Published in the summer of 1971, Frederick Forsyth’s iconic novel, The Day of the Jackal, turned 50 this year. The book opens with an accurate description of an assassination plot on De Gaulle that actually happened in 1962, but what follows is suave, sniper-sight fiction. The Fred Zinnemann film adaptation that followed in 1973, with Edward Fox as The Jackal and Michael Lonsdale as France’s Hercule Poirot – and Holmes to The Jackal’s Moriarty – detective Claude Lebel, went on to being ranked by the British Film Institute as the ’74th greatest British film of the 20th century’ in 1999. But it was much more than that.

With the Jackal buried in an unmarked grave in a Paris cemetery – visited only by Lebel, his ultimate vanquisher – there would be little chance of Jason Bourne-type sequels. What of a prequel though? Perhaps with Cubans, the KGB and the mafia? Was the Jackal at the Grassy Knoll in Dallas at 12.30 pm that day?

Forsyth’s young Jackal dreamt of a better life, pressing ‘his nose to the travel agent’s window,’ gazing at the posters, ‘another life, another world, far from the drudgery of the commuter train and the forms in triplicate, the paper clips and tepid tea.’ Not the purposeful dream of a future 007 who was briefly an Etonian, and for whom the privilege of summering in the French Riviera is a given. The Jackal’s first Lee-Enfield was courtesy National Service – post-World War 2 British peacetime conscription – and his weapons training instructors murmuring, ‘Lad’s a natural,’ fast-tracked him to the sniper variant, leaving him at the range.
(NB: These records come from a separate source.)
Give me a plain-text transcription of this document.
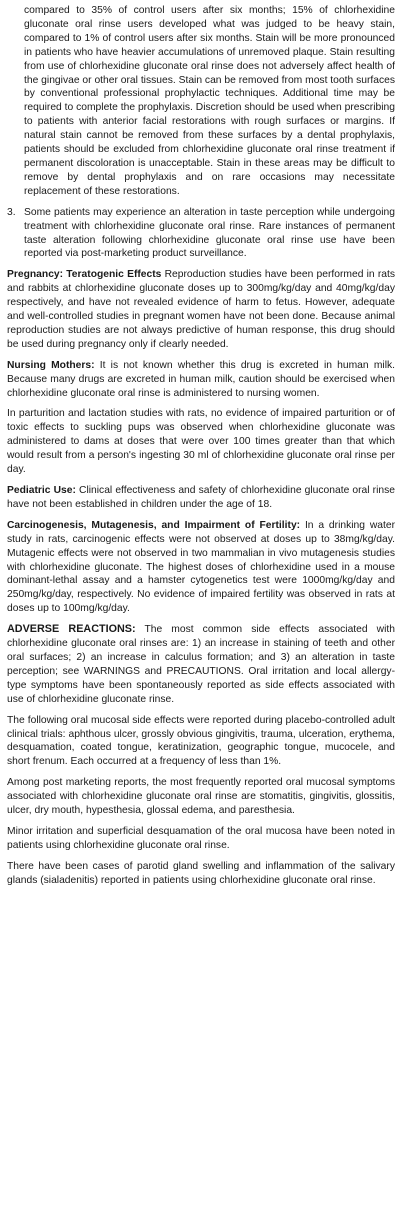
compared to 35% of control users after six months; 15% of chlorhexidine gluconate oral rinse users developed what was judged to be heavy stain, compared to 1% of control users after six months. Stain will be more pronounced in patients who have heavier accumulations of unremoved plaque. Stain resulting from use of chlorhexidine gluconate oral rinse does not adversely affect health of the gingivae or other oral tissues. Stain can be removed from most tooth surfaces by conventional professional prophylactic techniques. Additional time may be required to complete the prophylaxis. Discretion should be used when prescribing to patients with anterior facial restorations with rough surfaces or margins. If natural stain cannot be removed from these surfaces by a dental prophylaxis, patients should be excluded from chlorhexidine gluconate oral rinse treatment if permanent discoloration is unacceptable. Stain in these areas may be difficult to remove by dental prophylaxis and on rare occasions may necessitate replacement of these restorations.

3. Some patients may experience an alteration in taste perception while undergoing treatment with chlorhexidine gluconate oral rinse. Rare instances of permanent taste alteration following chlorhexidine gluconate oral rinse use have been reported via post-marketing product surveillance.

Pregnancy: Teratogenic Effects Reproduction studies have been performed in rats and rabbits at chlorhexidine gluconate doses up to 300mg/kg/day and 40mg/kg/day respectively, and have not revealed evidence of harm to fetus. However, adequate and well-controlled studies in pregnant women have not been done. Because animal reproduction studies are not always predictive of human response, this drug should be used during pregnancy only if clearly needed.

Nursing Mothers: It is not known whether this drug is excreted in human milk. Because many drugs are excreted in human milk, caution should be exercised when chlorhexidine gluconate oral rinse is administered to nursing women.

In parturition and lactation studies with rats, no evidence of impaired parturition or of toxic effects to suckling pups was observed when chlorhexidine gluconate was administered to dams at doses that were over 100 times greater than that which would result from a person's ingesting 30 ml of chlorhexidine gluconate oral rinse per day.

Pediatric Use: Clinical effectiveness and safety of chlorhexidine gluconate oral rinse have not been established in children under the age of 18.

Carcinogenesis, Mutagenesis, and Impairment of Fertility: In a drinking water study in rats, carcinogenic effects were not observed at doses up to 38mg/kg/day. Mutagenic effects were not observed in two mammalian in vivo mutagenesis studies with chlorhexidine gluconate. The highest doses of chlorhexidine used in a mouse dominant-lethal assay and a hamster cytogenetics test were 1000mg/kg/day and 250mg/kg/day, respectively. No evidence of impaired fertility was observed in rats at doses up to 100mg/kg/day.

ADVERSE REACTIONS: The most common side effects associated with chlorhexidine gluconate oral rinses are: 1) an increase in staining of teeth and other oral surfaces; 2) an increase in calculus formation; and 3) an alteration in taste perception; see WARNINGS and PRECAUTIONS. Oral irritation and local allergy-type symptoms have been spontaneously reported as side effects associated with use of chlorhexidine gluconate rinse.

The following oral mucosal side effects were reported during placebo-controlled adult clinical trials: aphthous ulcer, grossly obvious gingivitis, trauma, ulceration, erythema, desquamation, coated tongue, keratinization, geographic tongue, mucocele, and short frenum. Each occurred at a frequency of less than 1%.

Among post marketing reports, the most frequently reported oral mucosal symptoms associated with chlorhexidine gluconate oral rinse are stomatitis, gingivitis, glossitis, ulcer, dry mouth, hypesthesia, glossal edema, and paresthesia.

Minor irritation and superficial desquamation of the oral mucosa have been noted in patients using chlorhexidine gluconate oral rinse.

There have been cases of parotid gland swelling and inflammation of the salivary glands (sialadenitis) reported in patients using chlorhexidine gluconate oral rinse.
Too young to fight Hitler, he missed being Zaitsev, the hero of Stalingrad (Jude Law in Enemy at the Gates). But there were colonial firestorms in Aden and Malaya, and in 1960, a slaughterhouse called Katanga in the Belgian Congo. Before hiring him for the presidential kill, the uneasy OAS chief, Colonel Marc Rodin, realised that ‘whatever thoughts did go on behind the smokescreen nothing came through’.
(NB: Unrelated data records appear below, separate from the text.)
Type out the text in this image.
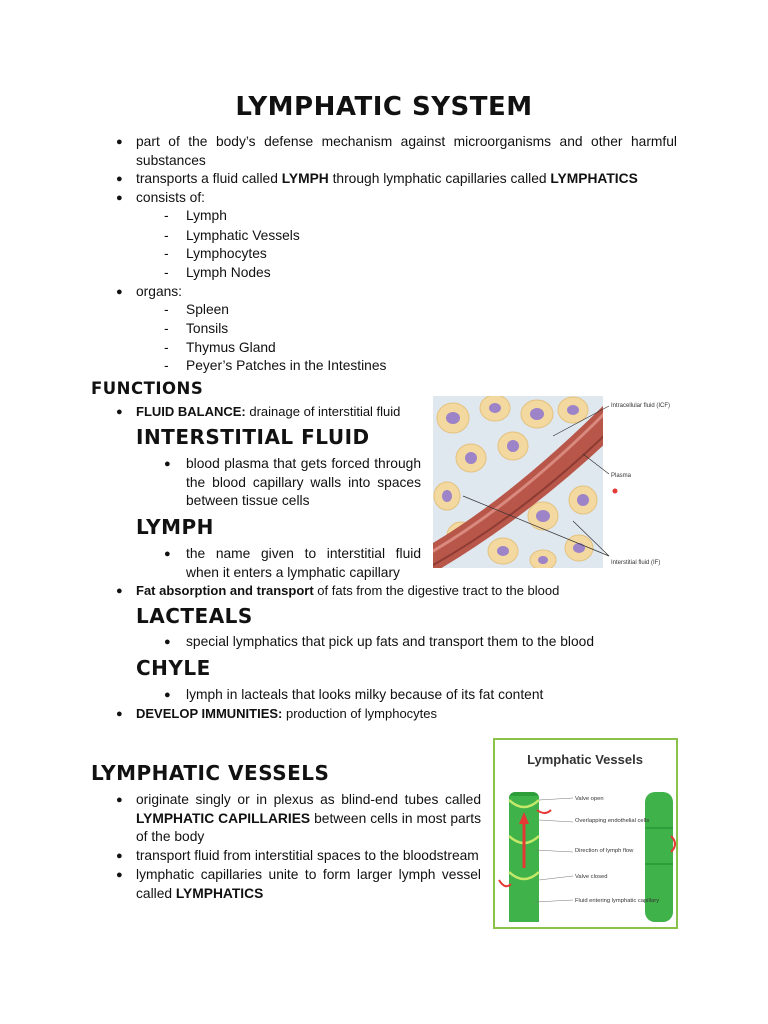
LYMPHATIC SYSTEM
● part of the body’s defense mechanism against microorganisms and other harmful substances
● transports a fluid called LYMPH through lymphatic capillaries called LYMPHATICS
● consists of:
- Lymph
- Lymphatic Vessels
- Lymphocytes
- Lymph Nodes
● organs:
- Spleen
- Tonsils
- Thymus Gland
- Peyer’s Patches in the Intestines
FUNCTIONS
● FLUID BALANCE: drainage of interstitial fluid
INTERSTITIAL FLUID
● blood plasma that gets forced through the blood capillary walls into spaces between tissue cells
LYMPH
● the name given to interstitial fluid when it enters a lymphatic capillary
● Fat absorption and transport of fats from the digestive tract to the blood
LACTEALS
● special lymphatics that pick up fats and transport them to the blood
CHYLE
● lymph in lacteals that looks milky because of its fat content
● DEVELOP IMMUNITIES: production of lymphocytes
Intracellular fluid (ICF)
Plasma
Interstitial fluid (IF)
LYMPHATIC VESSELS
● originate singly or in plexus as blind-end tubes called LYMPHATIC CAPILLARIES between cells in most parts of the body
● transport fluid from interstitial spaces to the bloodstream
● lymphatic capillaries unite to form larger lymph vessel called LYMPHATICS
Lymphatic Vessels
Valve open
Overlapping endothelial cells
Direction of lymph flow
Valve closed
Fluid entering lymphatic capillary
Truly, the Man With No Name – the British Police believes him to be Charles Calthrop, a former arms salesman, until the real Calthrop appears after the death of The Jackal – he’s meticulous, buying clothes in Copenhagen, just for the labels, to stitch on to the clerical shirt, dog collar and black bib bought in London. If he’s going to be a Danish pastor, he’ll have to be immaculate.

To meet a gunsmith, the Jackal arrives early and waits in a park, behind a newspaper, to ensure he isn’t followed or the house isn’t under surveillance. When he ditches his Alfa Romeo in the woods late at night, covering the car with rhododendron branches, he smears the white cut stumps of the nearby bushes with earth. Walking away, he goes back ‘over his tracks with a branch, sweeping away the light impressions made in the moss and twigs by the passage of the Alfa.’ He’s a bit of a Gatsby, our Jackal: modest beginnings, rigorous military training, a murky past and if there’s no Long Island mansion, the Banque de France keys are – were and forever will be – a mercury-tipped bullet away.